A new version of a Mirai variant called RapperBot is the latest example of malware using relatively uncommon or previously unknown infection vectors to try and spread widely.

RapperBot first surfaced last year as Internet of Things (IoT) malware containing large chunks of Mirai source code but with some substantially different functionality compared with other Mirai variants. The differences included the use of a new protocol for command-and-control (C2) communications and a built-in feature for brute-forcing SSH servers rather than Telnet services, as is common in Mirai variants.

Constantly Evolving Threat

Researchers from Fortinet tracking the malware last year observed its authors regularly altering the malware, first by adding code to maintain persistence on infected machines even after a reboot, and then with code for self-propagation via a remote binary downloader. Later, the malware authors removed the self-propagation feature and added one that allowed them persistent remote access to brute-forced SSH servers.

In the fourth quarter of 2022, Kaspersky's researchers discovered a new RapperBot variant circulating in the wild, where the SSH brute-force functionality had been removed and replaced with capabilities for targeting telnet servers.

Kaspersky's analysis of the malware showed it also integrated what the security vendor described as an "intelligent" and somewhat uncommon feature for brute-forcing telnet. Rather than brute-forcing with a huge set of credentials, the malware checks the prompts received when it telnets to a device — and based on that, selects the appropriate set of credentials for a brute-force attack. That significantly speeds up the brute-forcing process compared with many other malware tools, Kaspersky said.

"When you telnet to a device, you typically get a prompt," says Jornt van der Wiel, a senior security researcher at Kaspersky. The prompt can reveal some information that RapperBot uses to determine the device it's targeting and which credentials to use, he says.

Depending on the IoT device that is targeted, RapperBot uses different credentials, he says. "So, for device A, it uses user/password set A; and for device B, it uses user/password set B," van der Wiel says.

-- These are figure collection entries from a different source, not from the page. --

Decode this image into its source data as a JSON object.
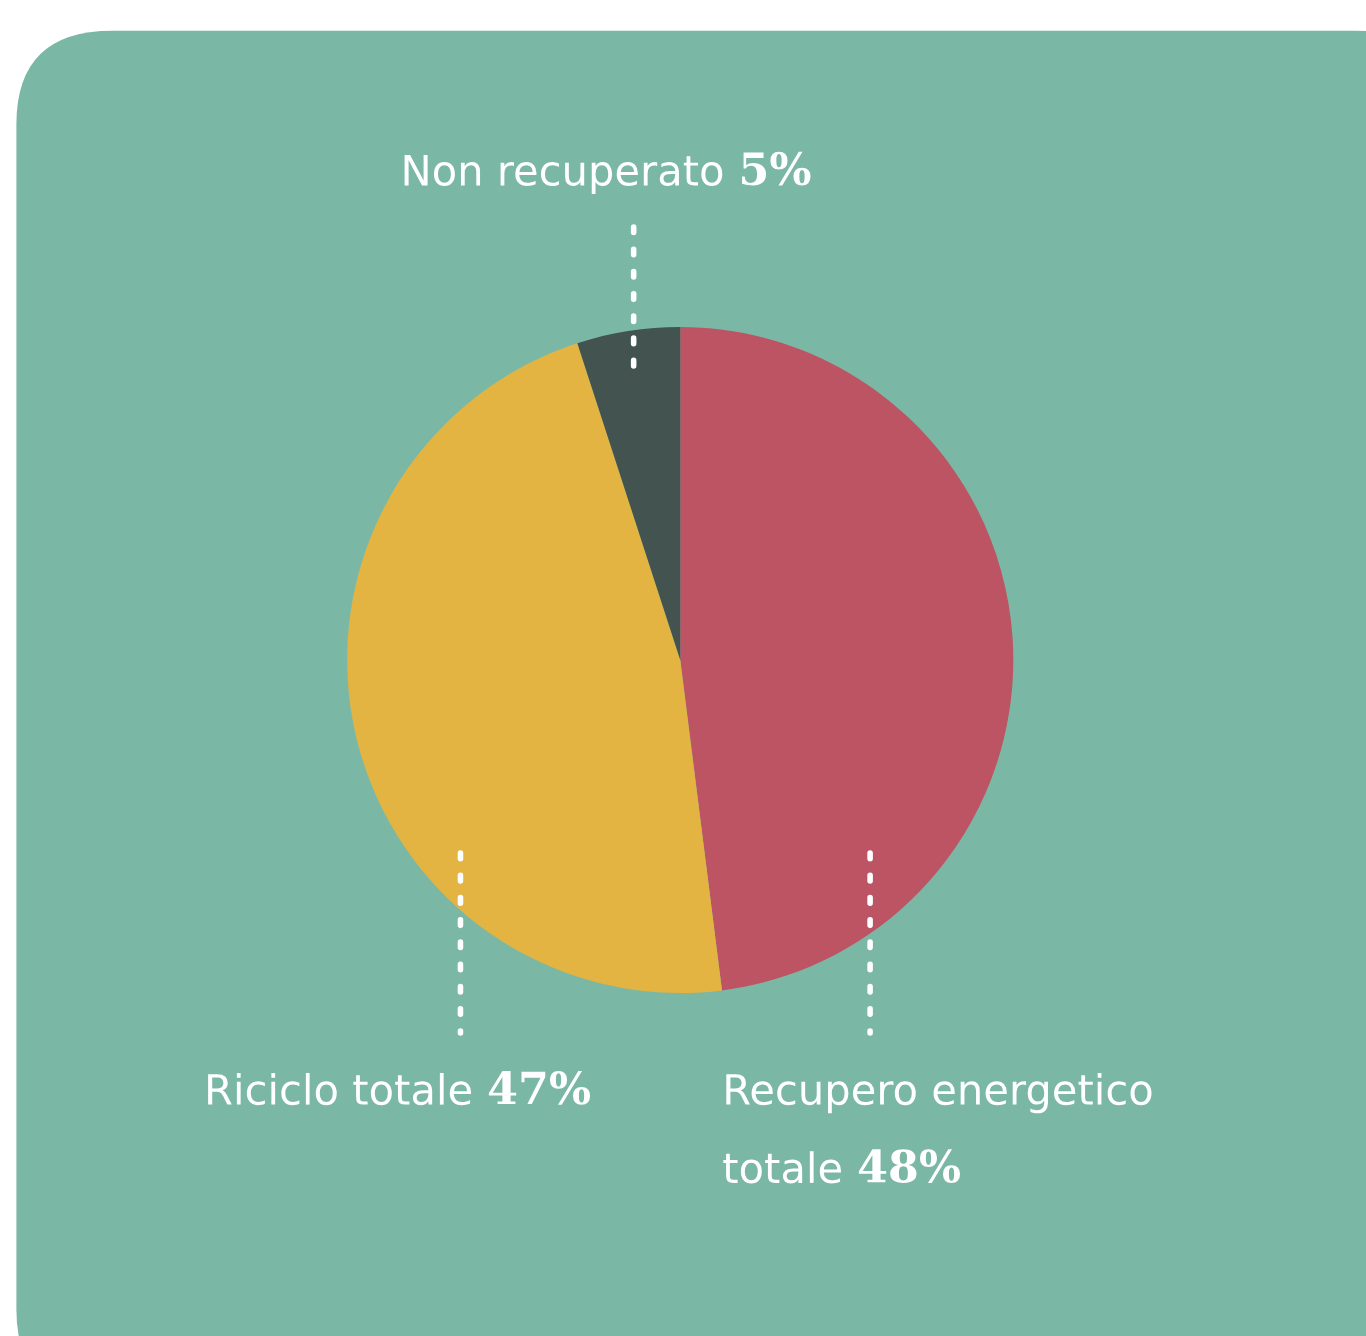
{
  "chart_data": {
    "type": "pie",
    "categories": [
      "Recupero energetico\ntotale",
      "Riciclo totale",
      "Non recuperato"
    ],
    "values": [
      48,
      47,
      5
    ],
    "value_labels": [
      "48%",
      "47%",
      "5%"
    ],
    "colors": [
      "#bc5464",
      "#e3b442",
      "#435450"
    ]
  }
}
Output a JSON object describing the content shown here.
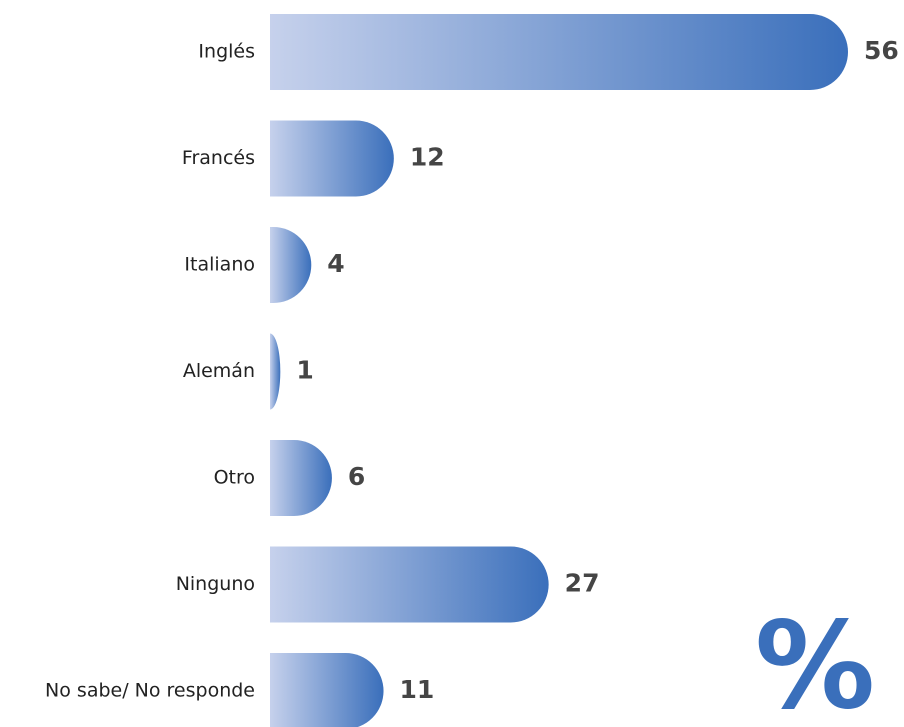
{
  "chart_data": {
    "type": "bar",
    "orientation": "horizontal",
    "categories": [
      "Inglés",
      "Francés",
      "Italiano",
      "Alemán",
      "Otro",
      "Ninguno",
      "No sabe/ No responde"
    ],
    "values": [
      56,
      12,
      4,
      1,
      6,
      27,
      11
    ],
    "unit": "%",
    "xlim": [
      0,
      56
    ],
    "color": "#3a6fbb"
  }
}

The malware then uses a variety of possible commands, such as "wget," "curl," and "ftpget" to download itself on the target system. If these methods don't work, the malware uses a downloader and installs itself on the device, according Kaspersky.

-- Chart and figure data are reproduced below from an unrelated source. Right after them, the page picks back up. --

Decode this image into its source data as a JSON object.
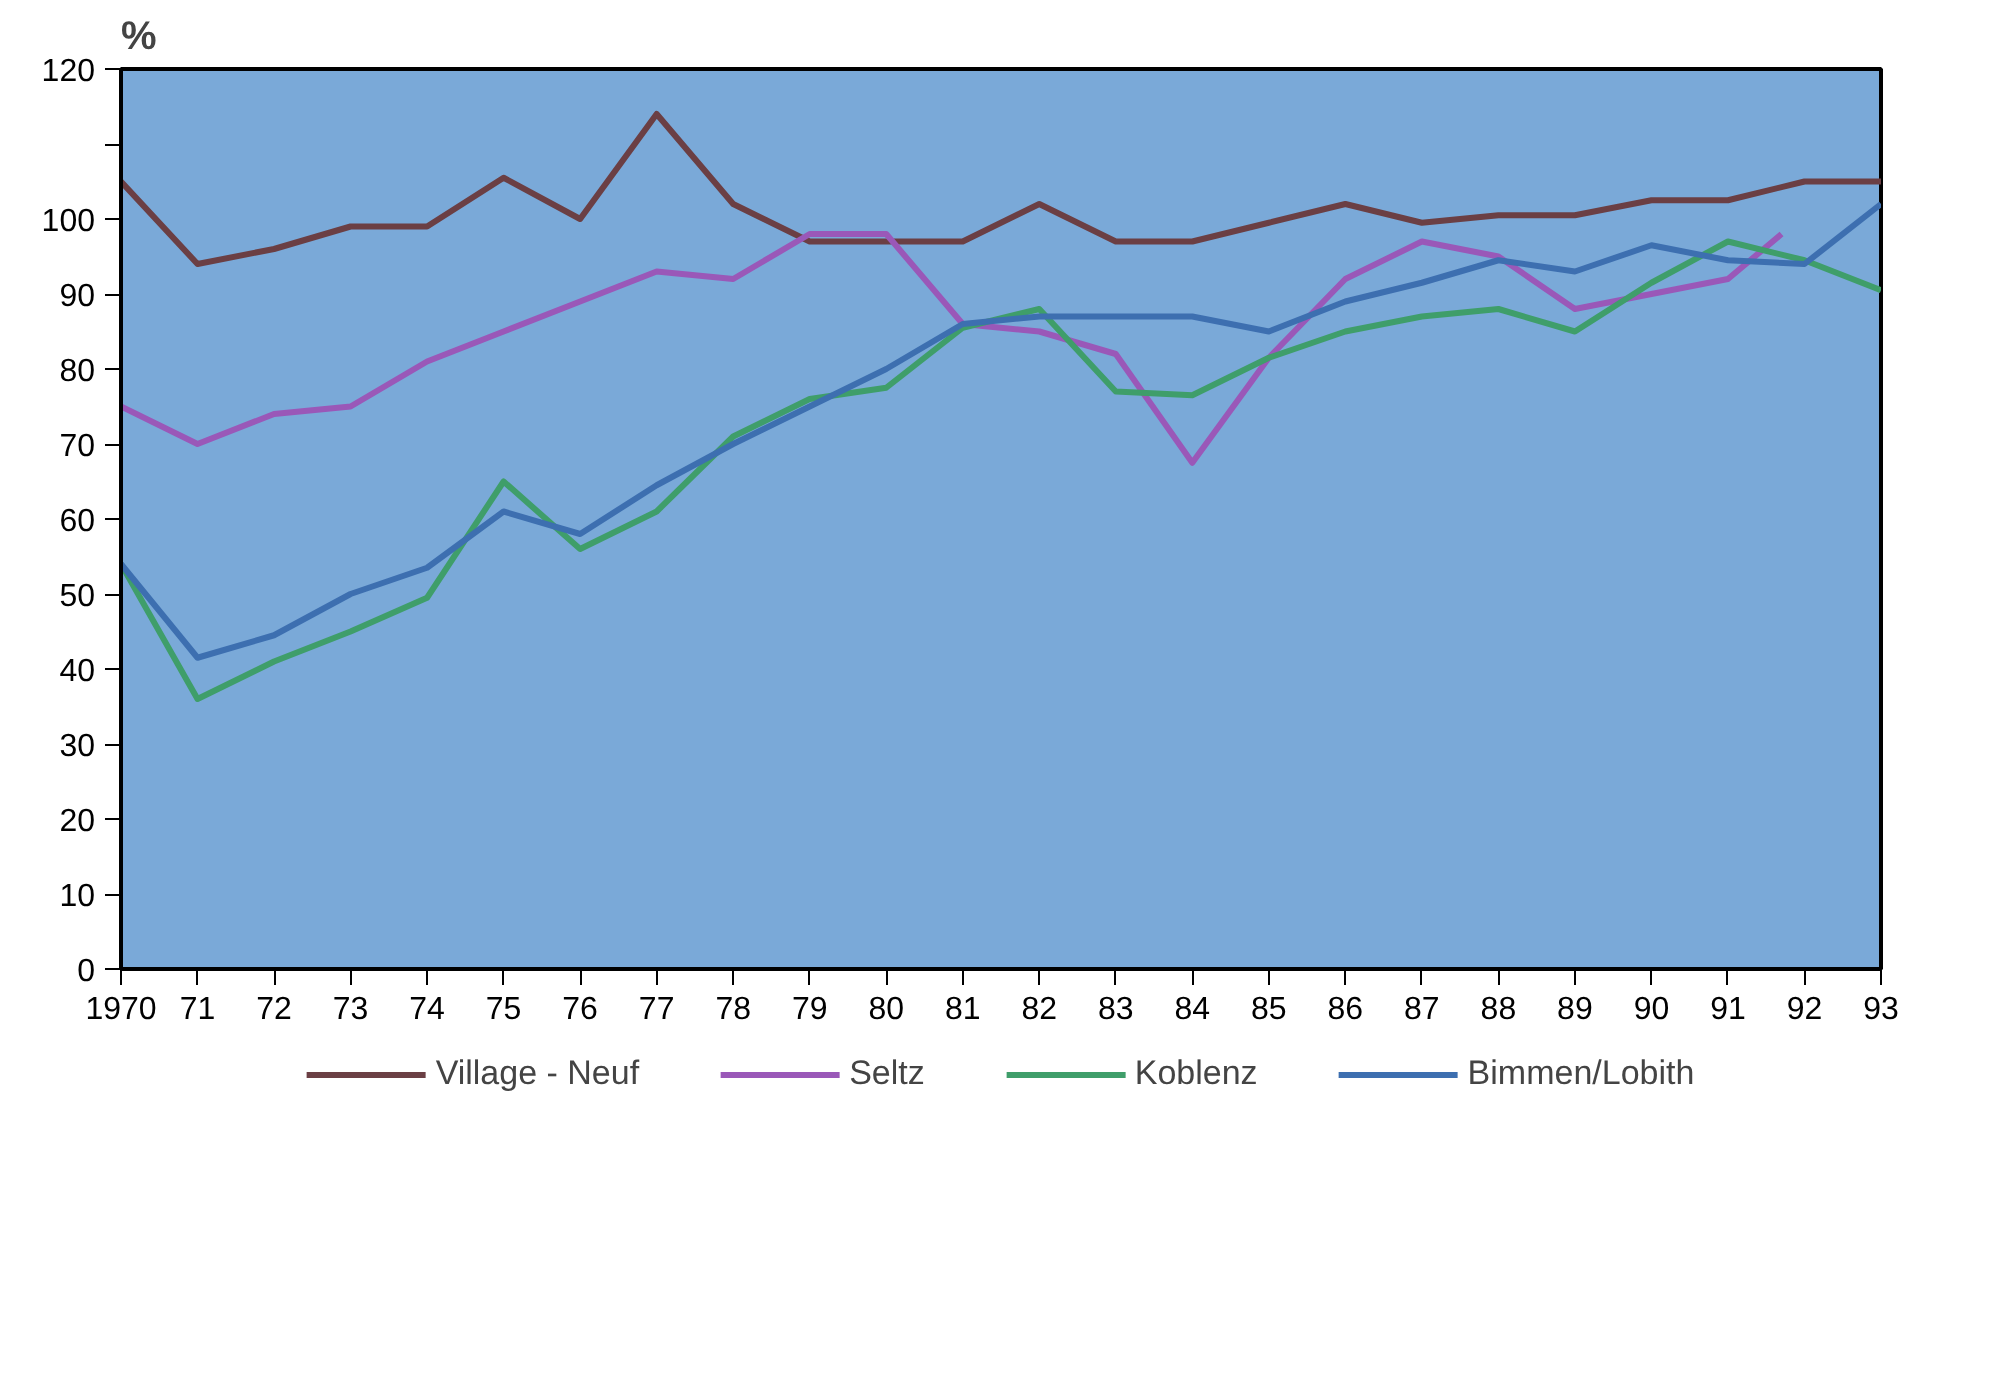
{
  "chart_data": {
    "type": "line",
    "ylabel": "%",
    "x": [
      1970,
      1971,
      1972,
      1973,
      1974,
      1975,
      1976,
      1977,
      1978,
      1979,
      1980,
      1981,
      1982,
      1983,
      1984,
      1985,
      1986,
      1987,
      1988,
      1989,
      1990,
      1991,
      1992,
      1993
    ],
    "xlim": [
      1970,
      1993
    ],
    "xticks": [
      {
        "value": 1970,
        "label": "1970"
      },
      {
        "value": 1971,
        "label": "71"
      },
      {
        "value": 1972,
        "label": "72"
      },
      {
        "value": 1973,
        "label": "73"
      },
      {
        "value": 1974,
        "label": "74"
      },
      {
        "value": 1975,
        "label": "75"
      },
      {
        "value": 1976,
        "label": "76"
      },
      {
        "value": 1977,
        "label": "77"
      },
      {
        "value": 1978,
        "label": "78"
      },
      {
        "value": 1979,
        "label": "79"
      },
      {
        "value": 1980,
        "label": "80"
      },
      {
        "value": 1981,
        "label": "81"
      },
      {
        "value": 1982,
        "label": "82"
      },
      {
        "value": 1983,
        "label": "83"
      },
      {
        "value": 1984,
        "label": "84"
      },
      {
        "value": 1985,
        "label": "85"
      },
      {
        "value": 1986,
        "label": "86"
      },
      {
        "value": 1987,
        "label": "87"
      },
      {
        "value": 1988,
        "label": "88"
      },
      {
        "value": 1989,
        "label": "89"
      },
      {
        "value": 1990,
        "label": "90"
      },
      {
        "value": 1991,
        "label": "91"
      },
      {
        "value": 1992,
        "label": "92"
      },
      {
        "value": 1993,
        "label": "93"
      }
    ],
    "ylim": [
      0,
      120
    ],
    "yticks": [
      0,
      10,
      20,
      30,
      40,
      50,
      60,
      70,
      80,
      90,
      100,
      {
        "value": 110,
        "label": null
      },
      120
    ],
    "grid": false,
    "legend": "bottom",
    "marker": "none",
    "line_style": "solid",
    "series": [
      {
        "name": "Village - Neuf",
        "color": "#6b3f44",
        "values": [
          105,
          94,
          96,
          99,
          99,
          105.5,
          100,
          114,
          102,
          97,
          97,
          97,
          102,
          97,
          97,
          99.5,
          102,
          99.5,
          100.5,
          100.5,
          102.5,
          102.5,
          105,
          105
        ]
      },
      {
        "name": "Seltz",
        "color": "#9a58b8",
        "x": [
          1970,
          1971,
          1972,
          1973,
          1974,
          1975,
          1976,
          1977,
          1978,
          1979,
          1980,
          1981,
          1982,
          1983,
          1984,
          1985,
          1986,
          1987,
          1988,
          1989,
          1990,
          1991,
          1991.7
        ],
        "values": [
          75,
          70,
          74,
          75,
          81,
          85,
          89,
          93,
          92,
          98,
          98,
          86,
          85,
          82,
          67.5,
          81.5,
          92,
          97,
          95,
          88,
          90,
          92,
          98
        ]
      },
      {
        "name": "Koblenz",
        "color": "#3f9e6a",
        "values": [
          54,
          36,
          41,
          45,
          49.5,
          65,
          56,
          61,
          71,
          76,
          77.5,
          85.5,
          88,
          77,
          76.5,
          81.5,
          85,
          87,
          88,
          85,
          91.5,
          97,
          94.5,
          90.5
        ]
      },
      {
        "name": "Bimmen/Lobith",
        "color": "#3d6fb0",
        "values": [
          54,
          41.5,
          44.5,
          50,
          53.5,
          61,
          58,
          64.5,
          70,
          75,
          80,
          86,
          87,
          87,
          87,
          85,
          89,
          91.5,
          94.5,
          93,
          96.5,
          94.5,
          94,
          102
        ]
      }
    ]
  }
}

RapperBot's brute-force process is relatively uncommon, and van der Weil says he can't name other malware samples that use the approach.

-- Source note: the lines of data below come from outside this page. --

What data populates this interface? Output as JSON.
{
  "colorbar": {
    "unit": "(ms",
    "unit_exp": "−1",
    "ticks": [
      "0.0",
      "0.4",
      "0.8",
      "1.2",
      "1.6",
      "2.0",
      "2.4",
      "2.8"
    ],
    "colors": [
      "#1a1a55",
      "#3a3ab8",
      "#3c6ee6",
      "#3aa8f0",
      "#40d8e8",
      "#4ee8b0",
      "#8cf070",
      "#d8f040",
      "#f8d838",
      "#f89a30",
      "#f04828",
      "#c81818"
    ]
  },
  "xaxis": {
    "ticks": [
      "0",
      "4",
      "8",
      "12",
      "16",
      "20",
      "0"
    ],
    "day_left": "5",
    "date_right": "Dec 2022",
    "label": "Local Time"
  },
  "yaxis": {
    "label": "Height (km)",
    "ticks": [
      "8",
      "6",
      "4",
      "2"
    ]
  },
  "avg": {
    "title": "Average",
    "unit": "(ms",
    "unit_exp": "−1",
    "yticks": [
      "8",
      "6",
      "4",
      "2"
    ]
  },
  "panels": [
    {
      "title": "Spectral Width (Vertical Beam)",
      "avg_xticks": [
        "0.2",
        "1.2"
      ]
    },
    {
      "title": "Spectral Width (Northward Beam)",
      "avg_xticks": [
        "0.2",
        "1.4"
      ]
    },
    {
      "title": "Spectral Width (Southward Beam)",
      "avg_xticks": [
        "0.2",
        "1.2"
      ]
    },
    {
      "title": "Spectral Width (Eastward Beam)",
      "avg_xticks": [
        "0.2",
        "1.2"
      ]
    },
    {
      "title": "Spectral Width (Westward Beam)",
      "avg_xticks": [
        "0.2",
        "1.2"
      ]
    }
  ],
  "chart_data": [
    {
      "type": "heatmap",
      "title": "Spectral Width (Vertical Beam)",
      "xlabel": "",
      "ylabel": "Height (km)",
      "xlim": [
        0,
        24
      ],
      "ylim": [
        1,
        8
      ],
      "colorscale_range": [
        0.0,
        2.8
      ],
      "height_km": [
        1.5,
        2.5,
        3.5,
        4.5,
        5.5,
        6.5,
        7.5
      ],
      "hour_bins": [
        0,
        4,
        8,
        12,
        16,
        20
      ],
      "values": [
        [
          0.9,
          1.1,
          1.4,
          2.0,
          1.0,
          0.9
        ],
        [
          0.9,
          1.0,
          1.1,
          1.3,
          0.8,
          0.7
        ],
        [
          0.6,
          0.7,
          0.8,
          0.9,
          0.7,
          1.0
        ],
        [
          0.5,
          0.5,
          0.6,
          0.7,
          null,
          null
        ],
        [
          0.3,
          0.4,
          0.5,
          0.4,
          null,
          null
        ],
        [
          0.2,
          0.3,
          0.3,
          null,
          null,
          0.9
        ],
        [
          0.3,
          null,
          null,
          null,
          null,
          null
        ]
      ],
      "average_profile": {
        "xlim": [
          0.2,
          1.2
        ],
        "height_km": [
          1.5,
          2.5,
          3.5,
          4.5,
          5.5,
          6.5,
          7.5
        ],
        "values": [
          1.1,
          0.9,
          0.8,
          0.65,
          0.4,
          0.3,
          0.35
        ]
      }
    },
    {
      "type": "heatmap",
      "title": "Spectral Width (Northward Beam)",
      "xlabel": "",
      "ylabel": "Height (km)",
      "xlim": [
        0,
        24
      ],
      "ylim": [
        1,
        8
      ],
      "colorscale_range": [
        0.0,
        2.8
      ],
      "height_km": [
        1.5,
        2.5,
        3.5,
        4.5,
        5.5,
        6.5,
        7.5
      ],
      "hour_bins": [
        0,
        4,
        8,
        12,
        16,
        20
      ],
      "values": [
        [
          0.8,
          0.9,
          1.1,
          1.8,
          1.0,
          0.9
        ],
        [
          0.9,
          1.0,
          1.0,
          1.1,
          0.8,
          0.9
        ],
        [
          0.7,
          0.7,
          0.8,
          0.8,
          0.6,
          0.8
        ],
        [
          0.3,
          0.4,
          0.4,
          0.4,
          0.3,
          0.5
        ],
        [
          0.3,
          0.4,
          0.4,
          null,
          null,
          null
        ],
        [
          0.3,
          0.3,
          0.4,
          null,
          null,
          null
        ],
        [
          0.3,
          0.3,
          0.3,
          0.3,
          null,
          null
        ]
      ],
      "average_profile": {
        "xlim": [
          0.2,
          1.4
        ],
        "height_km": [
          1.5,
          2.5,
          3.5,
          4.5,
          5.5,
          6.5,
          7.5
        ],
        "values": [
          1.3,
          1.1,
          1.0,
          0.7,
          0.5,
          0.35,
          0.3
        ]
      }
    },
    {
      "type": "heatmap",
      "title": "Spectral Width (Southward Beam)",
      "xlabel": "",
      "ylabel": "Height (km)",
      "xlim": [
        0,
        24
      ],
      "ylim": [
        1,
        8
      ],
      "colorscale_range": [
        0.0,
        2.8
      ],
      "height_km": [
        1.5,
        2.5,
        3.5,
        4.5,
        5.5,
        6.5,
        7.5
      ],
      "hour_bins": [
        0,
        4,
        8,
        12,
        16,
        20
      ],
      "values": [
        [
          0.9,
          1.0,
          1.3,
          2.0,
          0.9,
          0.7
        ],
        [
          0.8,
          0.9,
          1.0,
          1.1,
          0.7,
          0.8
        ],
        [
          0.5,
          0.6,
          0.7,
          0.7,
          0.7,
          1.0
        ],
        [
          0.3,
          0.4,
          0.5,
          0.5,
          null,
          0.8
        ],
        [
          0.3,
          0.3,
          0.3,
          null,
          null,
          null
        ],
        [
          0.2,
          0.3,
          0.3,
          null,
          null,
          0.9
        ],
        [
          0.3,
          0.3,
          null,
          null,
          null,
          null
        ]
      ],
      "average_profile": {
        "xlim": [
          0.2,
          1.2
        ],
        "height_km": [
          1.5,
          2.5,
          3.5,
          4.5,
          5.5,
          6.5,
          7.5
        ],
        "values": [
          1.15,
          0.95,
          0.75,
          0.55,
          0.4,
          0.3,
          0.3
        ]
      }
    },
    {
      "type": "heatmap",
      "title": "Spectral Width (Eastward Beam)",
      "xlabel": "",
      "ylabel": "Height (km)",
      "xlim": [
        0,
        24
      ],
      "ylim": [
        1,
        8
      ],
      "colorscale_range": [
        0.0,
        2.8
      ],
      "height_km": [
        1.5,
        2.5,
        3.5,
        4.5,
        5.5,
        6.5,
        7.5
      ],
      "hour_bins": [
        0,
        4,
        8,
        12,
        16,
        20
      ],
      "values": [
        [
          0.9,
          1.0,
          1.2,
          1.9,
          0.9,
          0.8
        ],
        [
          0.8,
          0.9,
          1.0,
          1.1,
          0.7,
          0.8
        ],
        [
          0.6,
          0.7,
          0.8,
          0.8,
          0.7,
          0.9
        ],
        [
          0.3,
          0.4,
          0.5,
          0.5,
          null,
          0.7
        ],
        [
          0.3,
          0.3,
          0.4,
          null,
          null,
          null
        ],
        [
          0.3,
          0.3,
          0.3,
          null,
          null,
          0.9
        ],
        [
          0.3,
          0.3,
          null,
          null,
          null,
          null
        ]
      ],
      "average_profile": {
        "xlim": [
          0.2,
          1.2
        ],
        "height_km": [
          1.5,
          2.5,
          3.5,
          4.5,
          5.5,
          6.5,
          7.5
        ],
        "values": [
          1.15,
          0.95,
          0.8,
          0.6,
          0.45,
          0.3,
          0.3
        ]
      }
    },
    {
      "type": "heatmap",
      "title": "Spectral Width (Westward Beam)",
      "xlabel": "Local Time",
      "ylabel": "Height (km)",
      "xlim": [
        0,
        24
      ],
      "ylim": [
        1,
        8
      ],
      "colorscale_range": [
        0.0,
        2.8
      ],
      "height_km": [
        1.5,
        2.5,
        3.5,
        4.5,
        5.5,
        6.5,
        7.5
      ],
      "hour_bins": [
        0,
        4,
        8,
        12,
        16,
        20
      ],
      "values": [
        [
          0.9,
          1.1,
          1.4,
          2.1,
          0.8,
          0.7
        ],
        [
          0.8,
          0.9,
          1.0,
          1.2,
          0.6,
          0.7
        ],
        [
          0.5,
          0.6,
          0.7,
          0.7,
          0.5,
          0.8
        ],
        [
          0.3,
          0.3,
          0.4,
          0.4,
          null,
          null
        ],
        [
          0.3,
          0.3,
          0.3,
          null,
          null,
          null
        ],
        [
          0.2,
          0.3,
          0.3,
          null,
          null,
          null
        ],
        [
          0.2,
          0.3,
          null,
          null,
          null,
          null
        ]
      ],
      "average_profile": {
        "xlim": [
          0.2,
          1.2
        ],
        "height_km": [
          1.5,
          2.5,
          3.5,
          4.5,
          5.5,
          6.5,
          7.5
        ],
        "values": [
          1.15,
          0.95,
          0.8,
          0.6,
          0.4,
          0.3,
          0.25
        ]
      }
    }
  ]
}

Even so, given the sheer number of malware samples in the wild, it's impossible to say if it is the only malware currently using this approach. It's likely not the first piece of malicious code to use the technique, he says.

New, Rare Tactics

Kaspersky pointed to RapperBot as one example of malware employing rare and sometimes previously unseen techniques to spread.

Another example is "Rhadamanthys," an information stealer available under a malware-as-a-service option on a Russian language cybercriminal forum. The info stealer is one among a growing number of malware families that threat actors have begun distributing via malicious advertisements.

The tactic involves adversaries planting malware-laden advertisements or ads with links to phishing sites on online ad platforms. Often the ads are for legitimate software products and applications and contain keywords that ensure they surface high on search engine results or when users browse certain websites. In recent months, threat actors have used such so-called malvertisements to target users of widely used password managers such as LastPass, Bitwarden, and 1Password.

The growing success that threat actors have had with malvertising scams is spurring an increase in the use of the technique. The authors of Rhadamanthys, for instance, initially used phishing and spam emails before switching to malicious advertisements as the initial infector vector.

"Rhadamanthys doesn’t do anything different from other campaigns using malvertising," van der Weil says. "It is, however, part of a trend that we see malvertising is becoming more popular."

Another trend Kaspersky has spotted: the growing use of open source malware among less-skilled cybercriminals.

Take CueMiner, a downloader for coin-mining malware available on GitHub. Kaspersky's researchers have observed attackers distributing the malware using Trojanized versions of cracked apps downloaded via BitTorrent or from OneDrive sharing networks.

"Due to its open source nature, everybody can download and compile it," van der Weil explains. "As these users are typically not very advanced cybercriminals, they have to rely on relatively simple infection mechanisms, such as BitTorrent and OneDrive."